LANGFORD’S PICKS AND PANS
This was yet another terrific episode in this fantastic ongoing storyline. Will’s workplace problems, combined with his troubling issues at home with Robbie continue to make for a powerful and thought-provoking storyline with plenty of strong writing and great acting. I just love that this show has a intriguing story that isn’t about gays making babies (though Will and Robbie have discussed it). The intricacies of Will’s hearing and the various political manipulations were interesting to watch and there are still plenty of ramifications to be played out on that front. And with Robbie seeing the dark side of his spouse’s work, I wonder what kind of effect that will have on their marriage as well.
As wrong as Will abusing Robbie is, I really hope that the character gets help and is able to remain on the canvas rather than being written off. Judging by how integrated the character is into the cast, I think that’s what will happen. Will, as he is written, is not a monstrous abuser, he’s much more complex and multidimensional than that and I think there’s much to be explored as he works through his anger issues. He seems to want to do the right thing, given his decision to tell the truth at his hearing, but things, usually of his own making, just keep getting in the way of his best intentions. Getting his father out of his life would be a start as he seems to prey on Will’s insecurities and constantly questions his masculinity. It’s no excuse for his abusing Robbie, but that clearly feeds on Will’s issues about himself.
The final two scenes with Will and Robbie were particularly moving with Will having trashed their apartment in a fit of anger and then sobbing in Robbie’s arms because he was afraid Robbie might leave him and then Robbie cleaning up to make things perfect, including putting the stopper in the wine as to not set Will off again. Though it’s pretty clear that Robbie is starting to realize that he and Will’s problems are not the world around them, but within the relationship itself.

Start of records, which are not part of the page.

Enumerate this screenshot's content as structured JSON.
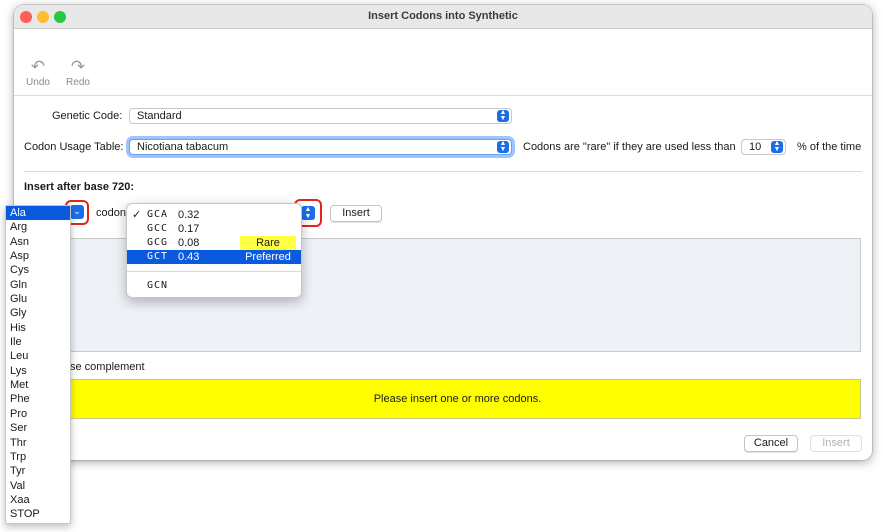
{
  "window": {
    "title": "Insert Codons into Synthetic"
  },
  "toolbar": {
    "undo_label": "Undo",
    "redo_label": "Redo"
  },
  "form": {
    "genetic_code_label": "Genetic Code:",
    "genetic_code_value": "Standard",
    "codon_usage_label": "Codon Usage Table:",
    "codon_usage_value": "Nicotiana tabacum",
    "rare_prefix": "Codons are \"rare\" if they are used less than",
    "rare_threshold": "10",
    "rare_suffix": "% of the time",
    "insert_after_label": "Insert after base 720:",
    "codon_word": "codon",
    "insert_button": "Insert",
    "reverse_complement_label": "se complement"
  },
  "amino_acids": {
    "selected": "Ala",
    "items": [
      "Ala",
      "Arg",
      "Asn",
      "Asp",
      "Cys",
      "Gln",
      "Glu",
      "Gly",
      "His",
      "Ile",
      "Leu",
      "Lys",
      "Met",
      "Phe",
      "Pro",
      "Ser",
      "Thr",
      "Trp",
      "Tyr",
      "Val",
      "Xaa",
      "STOP"
    ]
  },
  "codon_menu": {
    "rows": [
      {
        "codon": "GCA",
        "freq": "0.32",
        "tag": "",
        "checked": true
      },
      {
        "codon": "GCC",
        "freq": "0.17",
        "tag": ""
      },
      {
        "codon": "GCG",
        "freq": "0.08",
        "tag": "Rare"
      },
      {
        "codon": "GCT",
        "freq": "0.43",
        "tag": "Preferred",
        "highlighted": true
      }
    ],
    "degenerate": "GCN",
    "checkmark": "✓"
  },
  "status_message": "Please insert one or more codons.",
  "footer": {
    "cancel_label": "Cancel",
    "insert_label": "Insert"
  },
  "colors": {
    "accent": "#1a6fe8",
    "selection": "#0a5ae0",
    "status_background": "#ffff00",
    "rare_highlight": "#ffff44",
    "annotation_ring": "#e0261a"
  }
}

But is it wrong of me that I can’t wait to see Will in his uniform now that he’s been demoted? I’m sure he’ll look super hot. Sometimes it’s the little things.
People of the Valley
I’m still having trouble with the basic concept of this storyline, that Iolo could run over Gethin and leave him to die. I know I keep picking this nit, but it goes to the very core of who Iolo is. He wouldn’t do such a terrible thing, which is why this bothers me to no end. I especially find it hard to believe that Iolo could actually walk around like he didn’t have a care in the world as if he could simply put it behind him. I realize that delusion didn’t last long, but the fact that he could even think of such a thing is completely out of character.
How much longer can Iolo live with his guilt?
I have heard from several people that they’re glad that Iolo is showing some feet of clay rather than being the ‘good son’ in the family because it means he can finally have some story. I can’t deny that I’m pleased that I’m finally seeing more of this character I like so much. I just wish that it was in a story that wasn’t so destructive to his character. But with that said, it’s still an intriguing storyline and Dyfan Rees is giving some nice performances. I have no idea where this plotline is going to go next, but I have a suspicion that Iolo is going to try and assuage his guilt by making it is his business to help Gethin get better.
I guess we’ll see in the coming weeks and months.